The disciple was prepared to build the wall again and again, but after he had completed the wall for the seventh time, his Master said, "Now I am satisfied. You have really pleased me with your obedience. You could have been annoyed at me. But no, you kept on sincerely trying to please me. You are truly my best disciple by virtue of your obedience."


Obedience is of paramount importance. In the beginning, we call it obedience. But when our inner being comes to the fore, when our mind, vital and entire physical consciousness are awakened to the Light — at that time we see that obedience is nothing other than our complete oneness with our own highest Self. Our lower self is ignorant; it knows only disobedience and revolt. But once our lower self is awakened to the Light, then there is no longer any question of higher or lower. At that time, there is only oneness. The unillumined self becomes one with the illumined Self and is no longer unillumined.
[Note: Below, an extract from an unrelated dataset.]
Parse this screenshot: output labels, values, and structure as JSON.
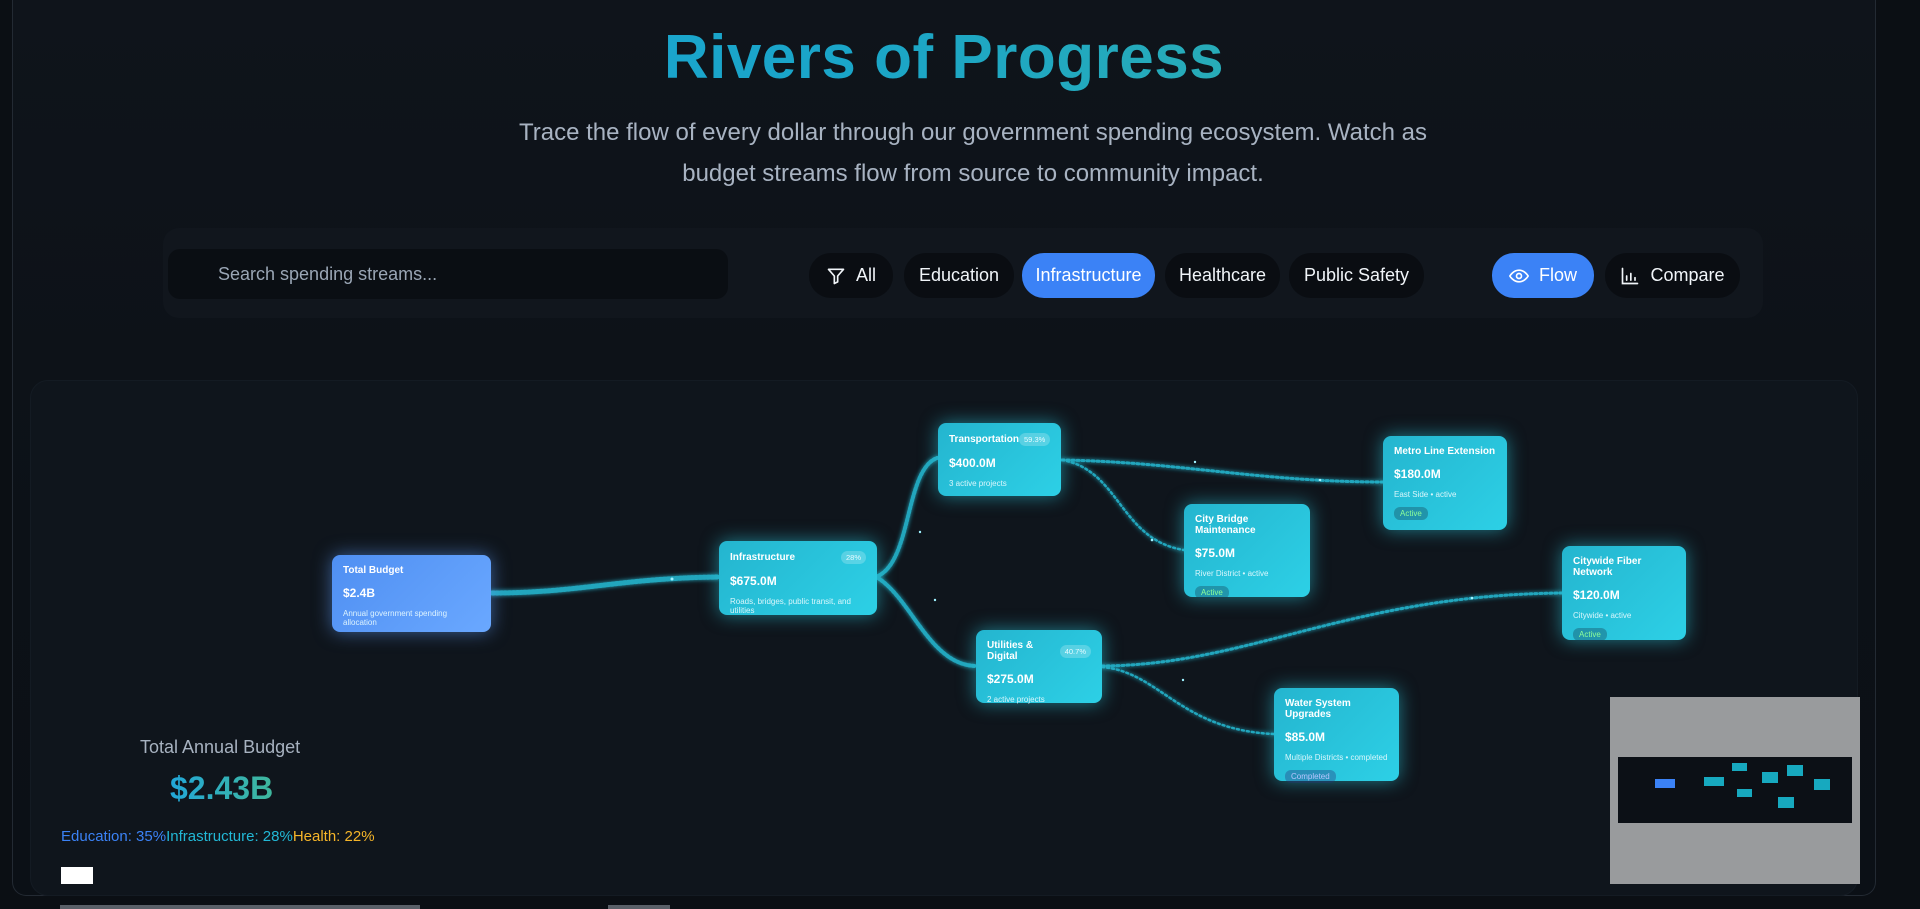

It is like the mind and the feet. Let us say the mind represents our higher part and the feet represent our lower part. When our mind asks our feet to help us walk and the feet obey the mind, at that time there is no separation between the two. We do not see our mind as higher than our feet. We see both of them as integral parts of our body, and we see both of them playing their respective roles in making it possible for us to walk.

Unfortunately, when people hear the word "obedience", immediately they revolt. When your Master asks you to do something, he is only bringing you messages from your own soul. If those who call themselves my disciples can have obedience to their own souls, then all their problems and all my problems will be solved.